Demacchinazione e protesi vestimentarie: l’universo figurativo di Dune
Dune è senz’altro il più grande scacco artistico di David Lynch, sulle cui motivazioni pesano in larga misura le limitazioni imposte dalla produzione (in particolare, da Raffaella de Laurentis - che aveva voluto il giovane regista dopo gli accordi falliti con Ridley Scott -, e da suo padre Dino - che aveva investito ben due milioni di dollari solo per l’acquisizione dei diritti del libro).
Il radicamento del futuro tecnologico e commerciale nell’ecologia autoctona e singolare dei diversi pianeti sparsi nel cosmo, oltre alla suggestione di nomi che sembrano usciti da antiche tradizioni fiabesche arabeggianti, sono aspetti che hanno senz’altro suggerito la costruzione delle scenografie del film sulla scorta di un “futuro archeologico”, di un medioevo fantastico proiettato nell’avvenire. Ora, se certo nuoce al film la caratterizzazione “fumettistica” dei personaggi, ancor più grave è il fatto che tali scenografie risultano infine fantasy.
Il fantasy poggia su una declinazione figurativa il più possibile capricciosa e immaginifica, su vicende avventurose, su tinte accattivanti, su una inclinazione a lasciare i legami residui con il fantastico per accedere al meraviglioso o al fiabesco. Certo, il fantasy è favorito e corroborato da alcuni aspetti fondamentali dell’opera letteraria originaria di Frank Herbert; la sua serialità, la marginalizzazione degli aspetti tecnologici, i racconti miti ci che attraversano e si insediano nella narrazione principale. Tuttavia, il mondo possibile concepito da Herbert e le inclinazioni stilisti che di Lynch avrebbero trovato un punto d’incontro in una rappresentazione più astratta, torbida, sfuggente; l’eroismo del protagonista (Paul Atreides) e il registro enfatico della sua missione avrebbero avuto modo di stemperarsi nell’angoscia del comando; le battaglie tra popoli e le lotte tra i protagonisti avrebbero potuto improvvisamente piegarsi e ritradursi in un teatro di forze interne al corpo, pronte a dissipare dei veleni o a giovarsi di “acque miracolose” (nel libro, il protagonista spesso riesce a guidare una “battaglia intestina” tra fronti contrapposti nel suo stesso corpo).
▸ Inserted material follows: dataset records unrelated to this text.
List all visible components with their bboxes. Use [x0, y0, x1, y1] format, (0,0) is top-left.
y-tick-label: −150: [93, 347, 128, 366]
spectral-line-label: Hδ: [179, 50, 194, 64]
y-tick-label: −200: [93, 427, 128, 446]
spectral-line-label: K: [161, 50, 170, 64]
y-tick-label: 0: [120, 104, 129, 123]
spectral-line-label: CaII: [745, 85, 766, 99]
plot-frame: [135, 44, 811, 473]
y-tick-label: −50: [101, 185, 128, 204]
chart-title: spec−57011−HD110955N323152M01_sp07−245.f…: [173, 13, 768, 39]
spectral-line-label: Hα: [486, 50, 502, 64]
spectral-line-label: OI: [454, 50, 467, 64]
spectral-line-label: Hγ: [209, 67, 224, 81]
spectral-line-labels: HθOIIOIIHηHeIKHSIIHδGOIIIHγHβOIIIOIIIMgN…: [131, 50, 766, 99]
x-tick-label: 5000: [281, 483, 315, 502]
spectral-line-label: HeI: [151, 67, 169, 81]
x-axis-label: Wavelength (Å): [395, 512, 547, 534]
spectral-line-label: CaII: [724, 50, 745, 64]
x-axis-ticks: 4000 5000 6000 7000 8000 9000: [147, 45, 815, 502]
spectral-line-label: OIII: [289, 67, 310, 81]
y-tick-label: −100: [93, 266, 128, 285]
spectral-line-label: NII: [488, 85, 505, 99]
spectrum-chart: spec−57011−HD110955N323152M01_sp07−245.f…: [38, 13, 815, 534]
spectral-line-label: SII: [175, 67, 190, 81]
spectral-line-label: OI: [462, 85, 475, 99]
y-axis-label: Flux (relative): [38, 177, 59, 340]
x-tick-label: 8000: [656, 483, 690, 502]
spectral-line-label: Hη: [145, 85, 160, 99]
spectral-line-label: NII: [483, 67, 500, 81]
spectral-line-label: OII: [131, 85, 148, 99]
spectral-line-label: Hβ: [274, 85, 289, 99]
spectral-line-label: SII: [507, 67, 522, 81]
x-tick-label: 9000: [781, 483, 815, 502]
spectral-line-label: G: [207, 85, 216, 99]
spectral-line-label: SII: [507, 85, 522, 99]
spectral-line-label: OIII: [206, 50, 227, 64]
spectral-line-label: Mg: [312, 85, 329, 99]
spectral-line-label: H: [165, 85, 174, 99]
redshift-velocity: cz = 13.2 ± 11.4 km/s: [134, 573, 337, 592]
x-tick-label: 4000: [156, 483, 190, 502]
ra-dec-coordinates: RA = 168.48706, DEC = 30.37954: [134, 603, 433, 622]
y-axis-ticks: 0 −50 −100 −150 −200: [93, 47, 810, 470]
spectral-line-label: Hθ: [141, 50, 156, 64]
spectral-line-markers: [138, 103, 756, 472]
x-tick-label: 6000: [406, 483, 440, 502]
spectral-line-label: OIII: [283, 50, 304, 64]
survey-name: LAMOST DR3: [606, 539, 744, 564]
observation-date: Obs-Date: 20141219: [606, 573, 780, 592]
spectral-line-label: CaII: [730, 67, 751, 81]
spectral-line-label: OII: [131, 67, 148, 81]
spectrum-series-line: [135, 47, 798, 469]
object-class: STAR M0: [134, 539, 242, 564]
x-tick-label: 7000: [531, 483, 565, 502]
Va anche detto che le attese che il film aveva suscitato derivavano da una esagerata considerazione del romanzo, spesso additato come capolavoro della fantascienza; indubbiamente, Dune e poi gli altri cinque volumi della stessa saga che ne sono seguiti, costituiscono un vasto progetto che suscita di per sé ammirazione, sia per la dovizia con cui i mondi possibili sono tratteggiati (il lettore ha l’idea di forgiarsi via via una vasta enciclopedia su questo universo fittizio), sia per i lessici annessi e le cartine geografiche che corredano il volume. Il prestigio di Dune è fortemente basato su questa confezione culturalmente ineccepibile, quasi da antropologo del futuro. Per contro, la scrittura di Herbert è piuttosto convenzionale, talvolta ineguale e persino verbosa, fatta di dialoghi fittissimi e di una drammaturgia dell’azione che ricalca gli standard della fantascienza. Resta certo un ottimo esempio di letteratura di genere, ma lontanissimo dalla ricerca estetica di Lynch.